Rapid-growth markets Why will rapid-growth markets remain rapidly growing? Key to the recent success of rapid-growth markets are improved macroeconomic management and enhanced political stability. Finding the growth in rapid-growth markets There are many reasons to be optimistic about the growth potential of rapid-growth markets over the next decade: - Catch-up potential: despite the fast growth that rapid-growth markets have seen in recent years, average living standards are still way below those in advanced economies. This suggests that there is still considerable scope for rapid-growth markets to grow strongly as they emulate advanced economies.
- Continued industrialization and urbanization: underlining the catch-up potential of rapid-growth markets, there are still massive populations in parts of Asia and Africa that are yet to move out of subsistence agriculture into the market economy.

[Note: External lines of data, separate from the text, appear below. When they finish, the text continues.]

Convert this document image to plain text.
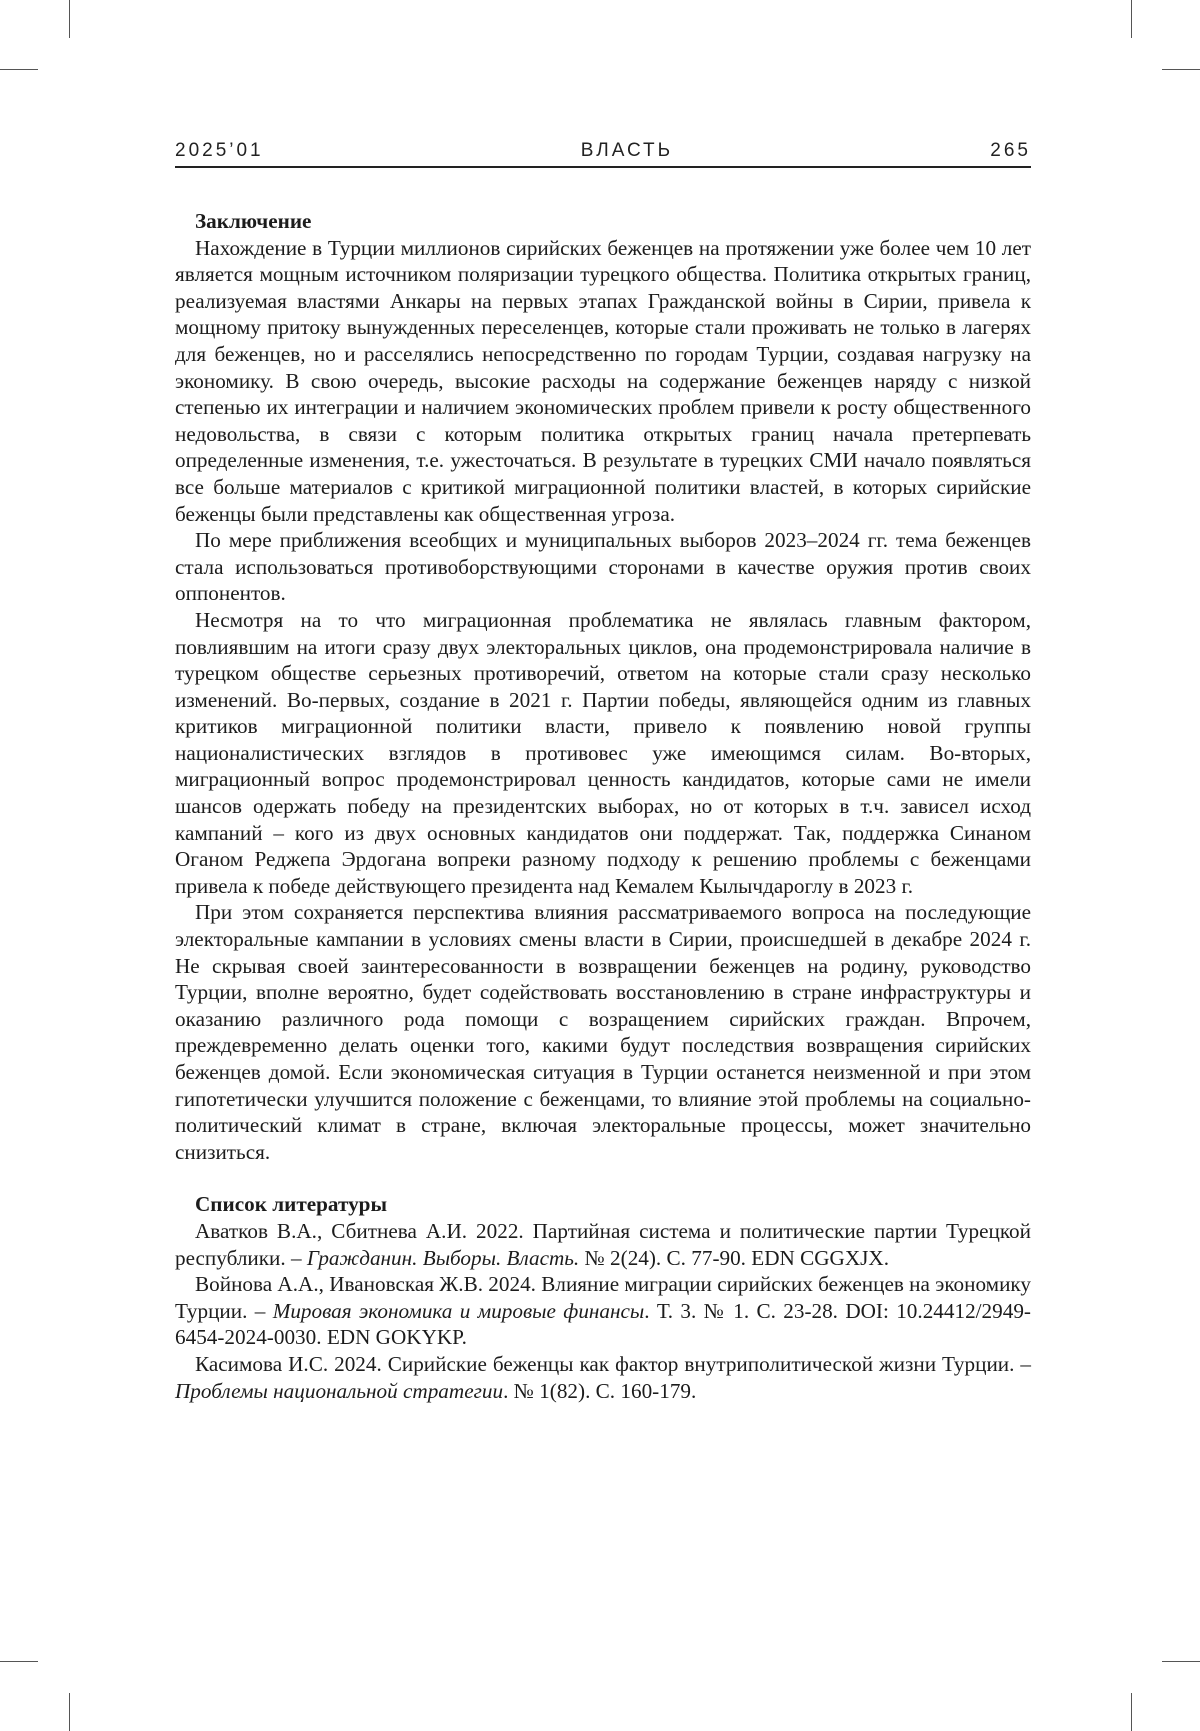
2025’01	ВЛАСТЬ	265
Заключение

Нахождение в Турции миллионов сирийских беженцев на протяжении уже более чем 10 лет является мощным источником поляризации турецкого общества. Политика открытых границ, реализуемая властями Анкары на первых этапах Гражданской войны в Сирии, привела к мощному притоку вынужденных переселенцев, которые стали проживать не только в лагерях для беженцев, но и расселялись непосредственно по городам Турции, создавая нагрузку на экономику. В свою очередь, высокие расходы на содержание беженцев наряду с низкой степенью их интеграции и наличием экономических проблем привели к росту общественного недовольства, в связи с которым политика открытых границ начала претерпевать определенные изменения, т.е. ужесточаться. В результате в турецких СМИ начало появляться все больше материалов с критикой миграционной политики властей, в которых сирийские беженцы были представлены как общественная угроза.

По мере приближения всеобщих и муниципальных выборов 2023–2024 гг. тема беженцев стала использоваться противоборствующими сторонами в качестве оружия против своих оппонентов.

Несмотря на то что миграционная проблематика не являлась главным фактором, повлиявшим на итоги сразу двух электоральных циклов, она продемонстрировала наличие в турецком обществе серьезных противоречий, ответом на которые стали сразу несколько изменений. Во-первых, создание в 2021 г. Партии победы, являющейся одним из главных критиков миграционной политики власти, привело к появлению новой группы националистических взглядов в противовес уже имеющимся силам. Во-вторых, миграционный вопрос продемонстрировал ценность кандидатов, которые сами не имели шансов одержать победу на президентских выборах, но от которых в т.ч. зависел исход кампаний – кого из двух основных кандидатов они поддержат. Так, поддержка Синаном Оганом Реджепа Эрдогана вопреки разному подходу к решению проблемы с беженцами привела к победе действующего президента над Кемалем Кылычдароглу в 2023 г.

При этом сохраняется перспектива влияния рассматриваемого вопроса на последующие электоральные кампании в условиях смены власти в Сирии, происшедшей в декабре 2024 г. Не скрывая своей заинтересованности в возвращении беженцев на родину, руководство Турции, вполне вероятно, будет содействовать восстановлению в стране инфраструктуры и оказанию различного рода помощи с возращением сирийских граждан. Впрочем, преждевременно делать оценки того, какими будут последствия возвращения сирийских беженцев домой. Если экономическая ситуация в Турции останется неизменной и при этом гипотетически улучшится положение с беженцами, то влияние этой проблемы на социально-политический климат в стране, включая электоральные процессы, может значительно снизиться.

Список литературы

Аватков В.А., Сбитнева А.И. 2022. Партийная система и политические партии Турецкой республики. – Гражданин. Выборы. Власть. № 2(24). С. 77-90. EDN CGGXJX.

Войнова А.А., Ивановская Ж.В. 2024. Влияние миграции сирийских беженцев на экономику Турции. – Мировая экономика и мировые финансы. Т. 3. № 1. С. 23-28. DOI: 10.24412/2949-6454-2024-0030. EDN GOKYKP.

Касимова И.С. 2024. Сирийские беженцы как фактор внутриполитической жизни Турции. – Проблемы национальной стратегии. № 1(82). С. 160-179.
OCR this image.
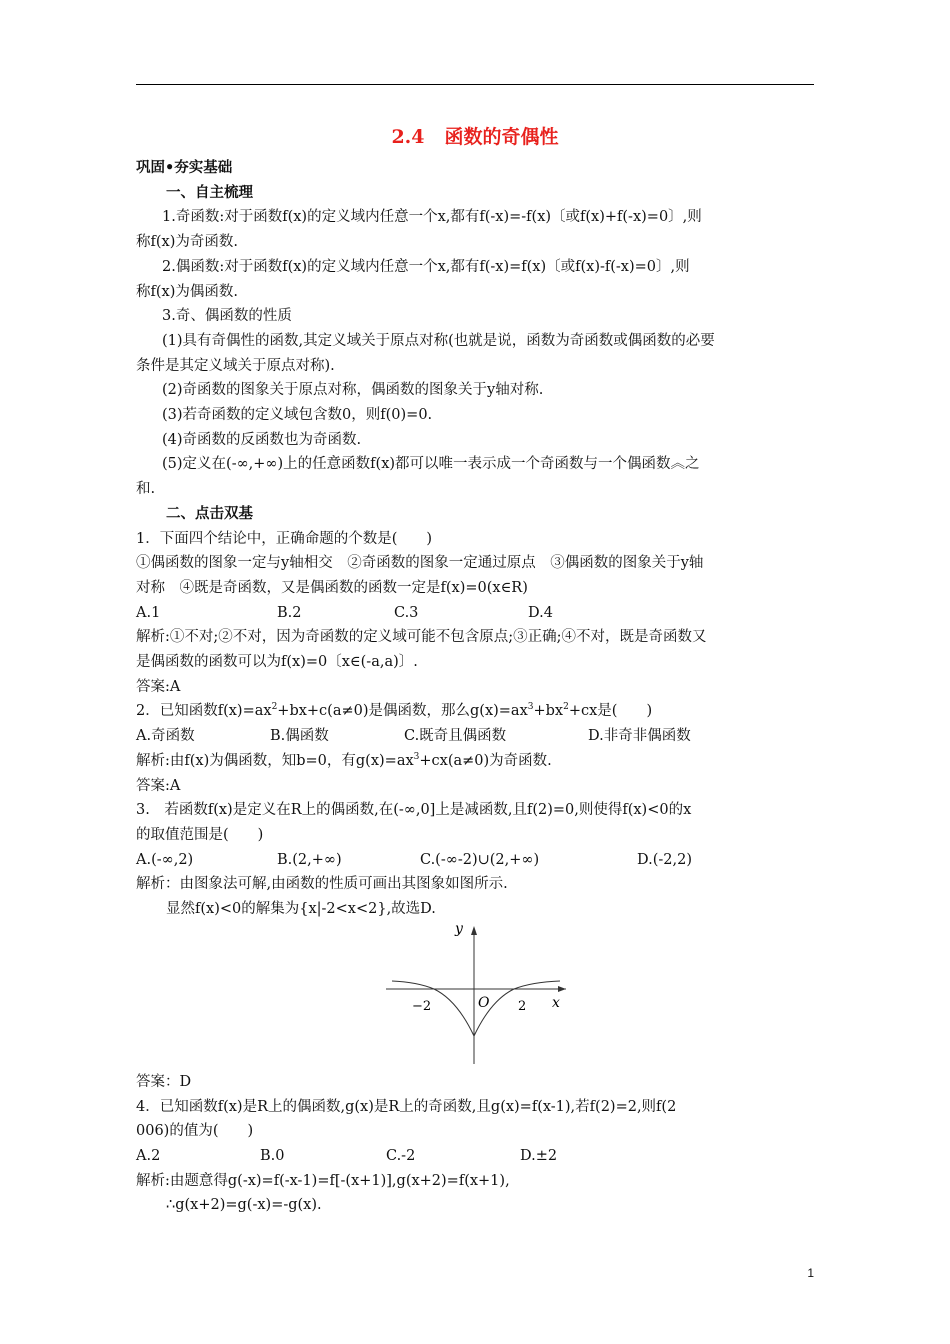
2.4 函数的奇偶性

巩固•夯实基础

一、自主梳理

1.奇函数:对于函数f(x)的定义域内任意一个x,都有f(-x)=-f(x)〔或f(x)+f(-x)=0〕,则

称f(x)为奇函数.

2.偶函数:对于函数f(x)的定义域内任意一个x,都有f(-x)=f(x)〔或f(x)-f(-x)=0〕,则

称f(x)为偶函数.

3.奇、偶函数的性质

(1)具有奇偶性的函数,其定义域关于原点对称(也就是说，函数为奇函数或偶函数的必要

条件是其定义域关于原点对称).

(2)奇函数的图象关于原点对称，偶函数的图象关于y轴对称.

(3)若奇函数的定义域包含数0，则f(0)=0.

(4)奇函数的反函数也为奇函数.

(5)定义在(-∞,+∞)上的任意函数f(x)都可以唯一表示成一个奇函数与一个偶函数︽之

和.

二、点击双基

1．下面四个结论中，正确命题的个数是(　　)

①偶函数的图象一定与y轴相交　②奇函数的图象一定通过原点　③偶函数的图象关于y轴

对称　④既是奇函数，又是偶函数的函数一定是f(x)=0(x∈R)

A.1	B.2	C.3	D.4

解析:①不对;②不对，因为奇函数的定义域可能不包含原点;③正确;④不对，既是奇函数又

是偶函数的函数可以为f(x)=0〔x∈(-a,a)〕.

答案:A

2．已知函数$f(x)=ax^2+bx+c(a\ne 0)$是偶函数，那么$g(x)=ax^3+bx^2+cx$是(　　)

A.奇函数	B.偶函数	C.既奇且偶函数	D.非奇非偶函数

解析:由f(x)为偶函数，知b=0，有$g(x)=ax^3+cx(a\ne 0)$为奇函数.

答案:A

3.　若函数f(x)是定义在R上的偶函数,在(-∞,0]上是减函数,且f(2)=0,则使得f(x)<0的x

的取值范围是(　　)

A.(-∞,2)	B.(2,+∞)	C.(-∞-2)∪(2,+∞)	D.(-2,2)

解析：由图象法可解,由函数的性质可画出其图象如图所示.

显然f(x)<0的解集为{x|-2<x<2},故选D.

y
x
O
−2	2

答案：D

4．已知函数f(x)是R上的偶函数,g(x)是R上的奇函数,且g(x)=f(x-1),若f(2)=2,则f(2

006)的值为(　　)

A.2	B.0	C.-2	D.±2

解析:由题意得g(-x)=f(-x-1)=f[-(x+1)],g(x+2)=f(x+1),

∴g(x+2)=g(-x)=-g(x).

1
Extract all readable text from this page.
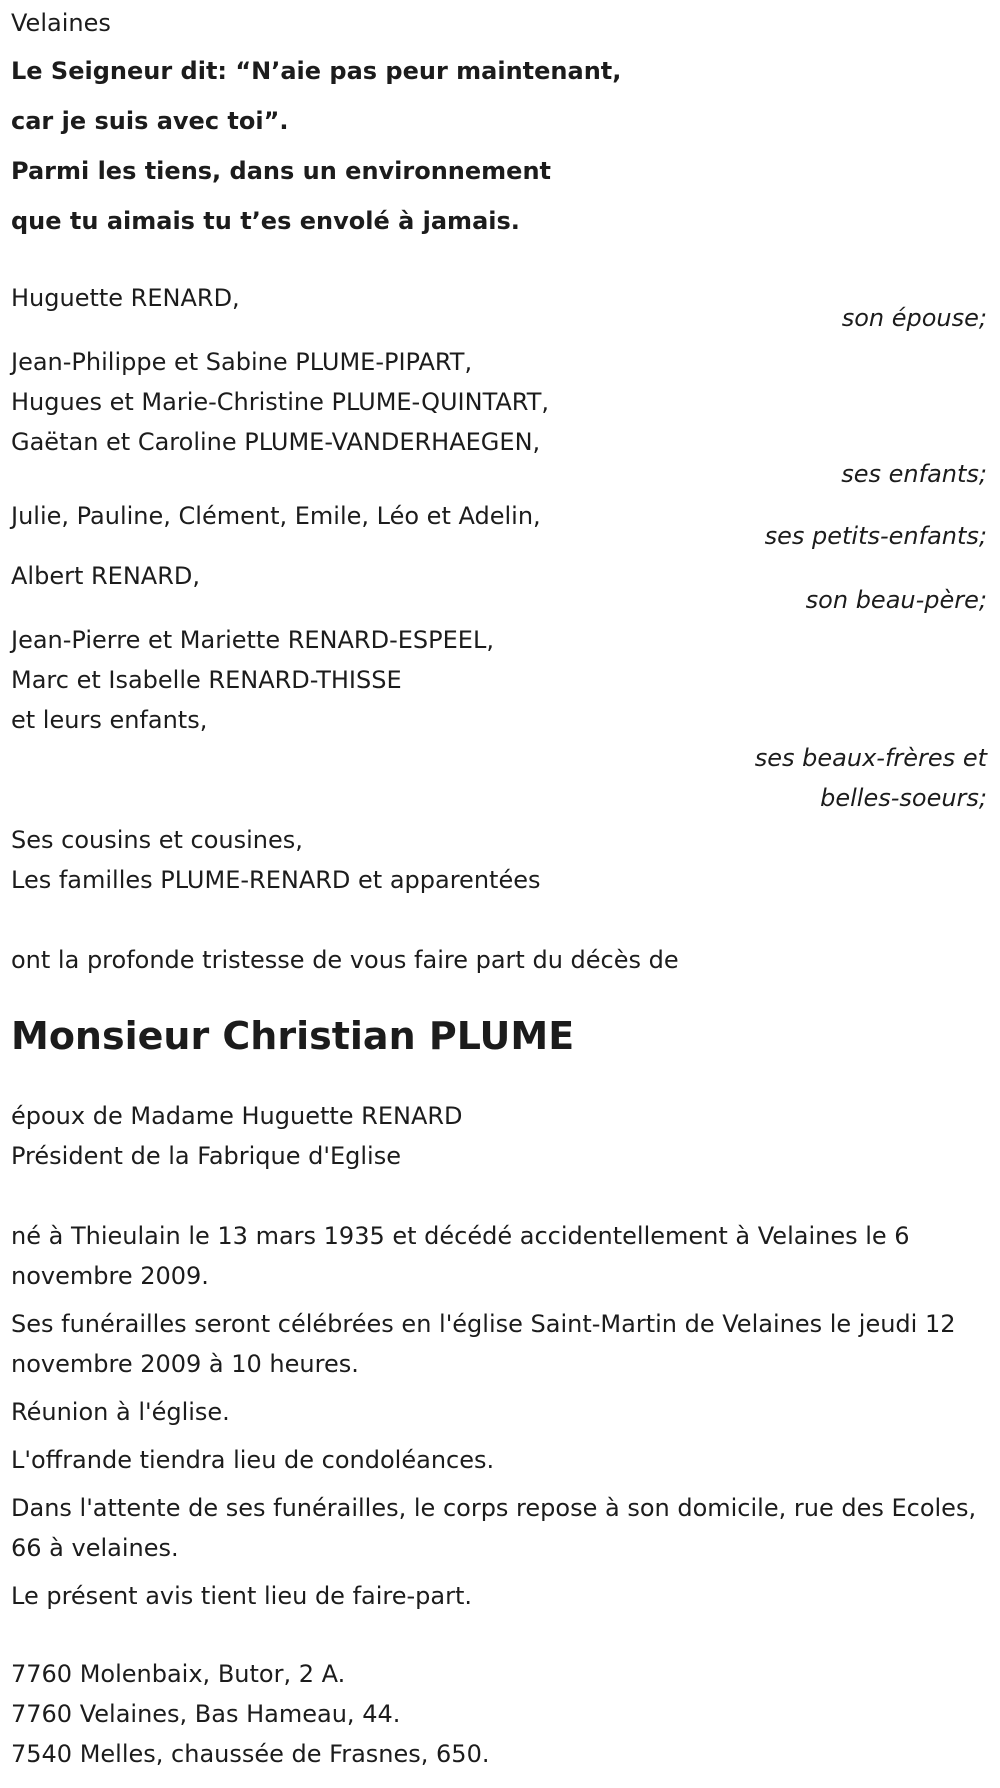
Velaines
Le Seigneur dit: “N’aie pas peur maintenant,
car je suis avec toi”.
Parmi les tiens, dans un environnement
que tu aimais tu t’es envolé à jamais.
Huguette RENARD,
son épouse;
Jean-Philippe et Sabine PLUME-PIPART,
Hugues et Marie-Christine PLUME-QUINTART,
Gaëtan et Caroline PLUME-VANDERHAEGEN,
ses enfants;
Julie, Pauline, Clément, Emile, Léo et Adelin,
ses petits-enfants;
Albert RENARD,
son beau-père;
Jean-Pierre et Mariette RENARD-ESPEEL,
Marc et Isabelle RENARD-THISSE
et leurs enfants,
ses beaux-frères et
belles-soeurs;
Ses cousins et cousines,
Les familles PLUME-RENARD et apparentées
ont la profonde tristesse de vous faire part du décès de
Monsieur Christian PLUME
époux de Madame Huguette RENARD
Président de la Fabrique d'Eglise
né à Thieulain le 13 mars 1935 et décédé accidentellement à Velaines le 6 novembre 2009.
Ses funérailles seront célébrées en l'église Saint-Martin de Velaines le jeudi 12 novembre 2009 à 10 heures.
Réunion à l'église.
L'offrande tiendra lieu de condoléances.
Dans l'attente de ses funérailles, le corps repose à son domicile, rue des Ecoles, 66 à velaines.
Le présent avis tient lieu de faire-part.
7760 Molenbaix, Butor, 2 A.
7760 Velaines, Bas Hameau, 44.
7540 Melles, chaussée de Frasnes, 650.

- Strong population growth: The working age population across all rapid-growth markets is expected to increase by 268 million (9.4%) between 2010 and 2020.
- High investment and savings rates: It is not only strong labor supply growth that will drive the productive potential of rapid-growth markets higher. So too will their high rates of saving and investment. This is most marked in Asia, with China investing more than 40% of its GDP.
- Improved economic management and political stability: Key to the recent success of rapid-growth markets are improved macroeconomic management and enhanced political stability. This is most striking in the case of a country, such as Brazil, which persistently underperformed through the post-war period, experiencing repeated crises and hyperinflation.
- The avoidance of high debt: A key advantage that rapid-growth markets now have over advanced economies is that most of them have avoided the excesses of the financial bubble. As a result, typically neither households nor governments are struggling under the high debt burdens faced by most advanced economies.
- Growth of the middle class: Many rapid-growth markets have traditionally had an export-led model of growth. Their growing influence however, has led to the emergence of a substantial middle class, which is creating domestic consumer markets of critical mass.
- Competitiveness and moving up the value chain – Many rapid-growth markets have developed initially by offering a low-cost production base for manufacturing, and this is likely to remain critical to the growth of many such economies particularly Mexico and Vietnam.
- High real commodity prices: A number of the rapid-growth markets are very dependent on exports of oil and other commodities. The challenge for such economies is to avoid the so-called ‘resource curse’ and ensure healthy development of their non-resource economies as well.